Berlinale 2019: Israelischer Film gewinnt Goldenen Bären - Nadav Lapid mit "Synonyme"

Bären auf Berlinale 2019 vergeben : Die Jury um Juliette Binoche hat gute Entscheidungen getroffen

Die Berlinale endete mit einer emotionalen Preisvergabe, und ihr Höhepunkt war die Ansprache des 43 Jahre alten Regisseurs Nadav Lapid aus Israel. Sein Drama „Synonymes“ gewann den Goldenen Bären für den besten Film.

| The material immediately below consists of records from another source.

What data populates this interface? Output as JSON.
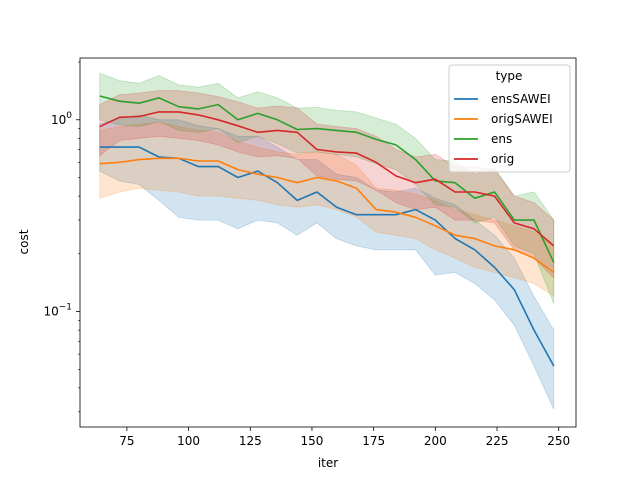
{
  "chart_data": {
    "type": "line",
    "title": "",
    "xlabel": "iter",
    "ylabel": "cost",
    "yscale": "log",
    "xlim": [
      56,
      257
    ],
    "ylim": [
      0.025,
      2.1
    ],
    "xticks": [
      75,
      100,
      125,
      150,
      175,
      200,
      225,
      250
    ],
    "yticks": [
      {
        "value": 0.1,
        "base": "10",
        "exp": "−1"
      },
      {
        "value": 1,
        "base": "10",
        "exp": "0"
      }
    ],
    "grid": false,
    "legend": {
      "title": "type",
      "position": "top-right"
    },
    "x": [
      64,
      72,
      80,
      88,
      96,
      104,
      112,
      120,
      128,
      136,
      144,
      152,
      160,
      168,
      176,
      184,
      192,
      200,
      208,
      216,
      224,
      232,
      240,
      248
    ],
    "series": [
      {
        "name": "ensSAWEI",
        "color": "#1f77b4",
        "values": [
          0.72,
          0.72,
          0.72,
          0.64,
          0.63,
          0.57,
          0.57,
          0.5,
          0.54,
          0.47,
          0.38,
          0.42,
          0.35,
          0.32,
          0.32,
          0.32,
          0.34,
          0.3,
          0.24,
          0.21,
          0.17,
          0.13,
          0.08,
          0.052
        ],
        "lower": [
          0.54,
          0.48,
          0.46,
          0.38,
          0.31,
          0.3,
          0.3,
          0.27,
          0.3,
          0.29,
          0.25,
          0.29,
          0.24,
          0.22,
          0.21,
          0.21,
          0.21,
          0.155,
          0.16,
          0.14,
          0.115,
          0.085,
          0.052,
          0.031
        ],
        "upper": [
          0.95,
          1.02,
          1.06,
          1.0,
          1.0,
          0.93,
          0.9,
          0.82,
          0.82,
          0.72,
          0.62,
          0.62,
          0.52,
          0.5,
          0.43,
          0.42,
          0.44,
          0.39,
          0.36,
          0.3,
          0.25,
          0.19,
          0.12,
          0.08
        ]
      },
      {
        "name": "origSAWEI",
        "color": "#ff7f0e",
        "values": [
          0.59,
          0.6,
          0.62,
          0.63,
          0.63,
          0.61,
          0.61,
          0.55,
          0.52,
          0.5,
          0.47,
          0.5,
          0.48,
          0.44,
          0.34,
          0.33,
          0.31,
          0.28,
          0.25,
          0.24,
          0.22,
          0.21,
          0.19,
          0.16
        ],
        "lower": [
          0.39,
          0.42,
          0.44,
          0.43,
          0.42,
          0.4,
          0.4,
          0.39,
          0.38,
          0.36,
          0.35,
          0.36,
          0.34,
          0.31,
          0.26,
          0.25,
          0.24,
          0.21,
          0.19,
          0.17,
          0.16,
          0.15,
          0.14,
          0.12
        ],
        "upper": [
          0.88,
          0.92,
          0.95,
          0.97,
          0.92,
          0.88,
          0.86,
          0.77,
          0.72,
          0.68,
          0.66,
          0.68,
          0.66,
          0.58,
          0.44,
          0.43,
          0.41,
          0.38,
          0.34,
          0.32,
          0.3,
          0.28,
          0.26,
          0.22
        ]
      },
      {
        "name": "ens",
        "color": "#2ca02c",
        "values": [
          1.33,
          1.25,
          1.22,
          1.3,
          1.17,
          1.14,
          1.2,
          1.0,
          1.08,
          1.0,
          0.89,
          0.9,
          0.88,
          0.86,
          0.79,
          0.74,
          0.62,
          0.48,
          0.47,
          0.39,
          0.42,
          0.3,
          0.3,
          0.18
        ],
        "lower": [
          1.0,
          0.94,
          0.92,
          0.98,
          0.88,
          0.86,
          0.9,
          0.76,
          0.82,
          0.75,
          0.67,
          0.68,
          0.66,
          0.64,
          0.59,
          0.55,
          0.46,
          0.36,
          0.35,
          0.29,
          0.31,
          0.22,
          0.2,
          0.11
        ],
        "upper": [
          1.75,
          1.6,
          1.55,
          1.7,
          1.52,
          1.48,
          1.55,
          1.3,
          1.4,
          1.3,
          1.15,
          1.16,
          1.12,
          1.1,
          1.02,
          0.95,
          0.8,
          0.62,
          0.61,
          0.52,
          0.56,
          0.4,
          0.42,
          0.3
        ]
      },
      {
        "name": "orig",
        "color": "#d62728",
        "values": [
          0.92,
          1.03,
          1.04,
          1.1,
          1.1,
          1.06,
          1.0,
          0.93,
          0.86,
          0.88,
          0.86,
          0.7,
          0.68,
          0.67,
          0.6,
          0.51,
          0.47,
          0.49,
          0.42,
          0.42,
          0.4,
          0.29,
          0.27,
          0.22
        ],
        "lower": [
          0.65,
          0.78,
          0.8,
          0.82,
          0.8,
          0.78,
          0.74,
          0.68,
          0.64,
          0.65,
          0.63,
          0.51,
          0.49,
          0.48,
          0.43,
          0.37,
          0.34,
          0.35,
          0.3,
          0.3,
          0.29,
          0.21,
          0.19,
          0.15
        ],
        "upper": [
          1.2,
          1.35,
          1.38,
          1.42,
          1.42,
          1.38,
          1.32,
          1.24,
          1.15,
          1.18,
          1.15,
          0.95,
          0.92,
          0.9,
          0.82,
          0.7,
          0.64,
          0.66,
          0.57,
          0.57,
          0.55,
          0.4,
          0.37,
          0.3
        ]
      }
    ]
  }
}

Er dankte seiner Mutter, der Cutterin Era Lapid, die den Film geschnitten hatte und während der Produktion gestorben war. „Synonymes“ erzählt mit nervösen Bilder von einem Israeli, der nach Paris kommt und seine Heimat unbedingt hinter sich lassen möchte.

 Geehrt wurden auch zwei deutsche Beiträge: Angela Schanelec bekam den Silbernen Bären für die beste Regie. Ihr Film „Ich war zuhause, aber“ war der ästhetisch eigenwilligste Film in einem eher schwachen Wettbewerb. Sie erzählt meditativ von einer Mutter, die die beiden Kinder nach dem Tod des Mannes alleine aufzieht. Den Alfred-Bauer-Preis für „neue Perspektiven der Filmkunst“ erhielt Nora Fingscheidt. Ihr Debüt „Systemsprenger“ handelt von einem aggressiven Mädchen, das durch das Raster staatlicher Betreuung fällt. Ein berührender Film, der die ständige Überforderung in irritierende Bilder übersetzt.

 Die Jury um Präsidentin Juliette Binoche hat gute Entscheidungen getroffen. Deutlichere Worte hätte man sich indes im Fall des chinesischen Regisseurs Zhang Yimou gewünscht. Er hatte während der Berlinale seinen Film aus dem Wettbewerb zurückgezogen – ein einmaliger Vorgang. Offiziell hieß es, es habe Probleme bei der Postproduktion gegeben. Viele vermuten jedoch, dass Yimou an der Zensur gescheitert ist. „Wir haben ihn sehr vermisst“, sagte Binoche. Vielleicht verstand sie die Silbernen Bären für die besten Hauptdarsteller als stilles Statement: Sie gingen an den chinesischen Beitrag „So Long My Son“. Wang Jingchun und Young Mei spielen darin Eltern, die ihr Kind verlieren. Der Film ist eine epische Anklage gegen die Ein-Kind-Politik.

Ebenfalls als Anklage kann man Francois Ozons Drama „Gelobt sei Gott“ verstehen. Der fast schon dokumentarische Film arbeitet den sexuellen Missbrauch in der katholischen Kirche auf. Das Drehbuch handelt von realen Ereignissen in Lyon. Derzeit läuft ein Prozess; die Anwälte versuchen, den Start zu verhindern. Ozon bekam den Großen Preis der Jury. Dieter Kosslick wurde nach 18 Jahren als Berlinale-Chef verabschiedet. Ihm rollten Tränen über die Wangen. Er umarmte seine Nachfolger Mariette Rissenbeeck und Carlo Chatrian. Ihre Berlinale beginnt am 20. Februar 2020.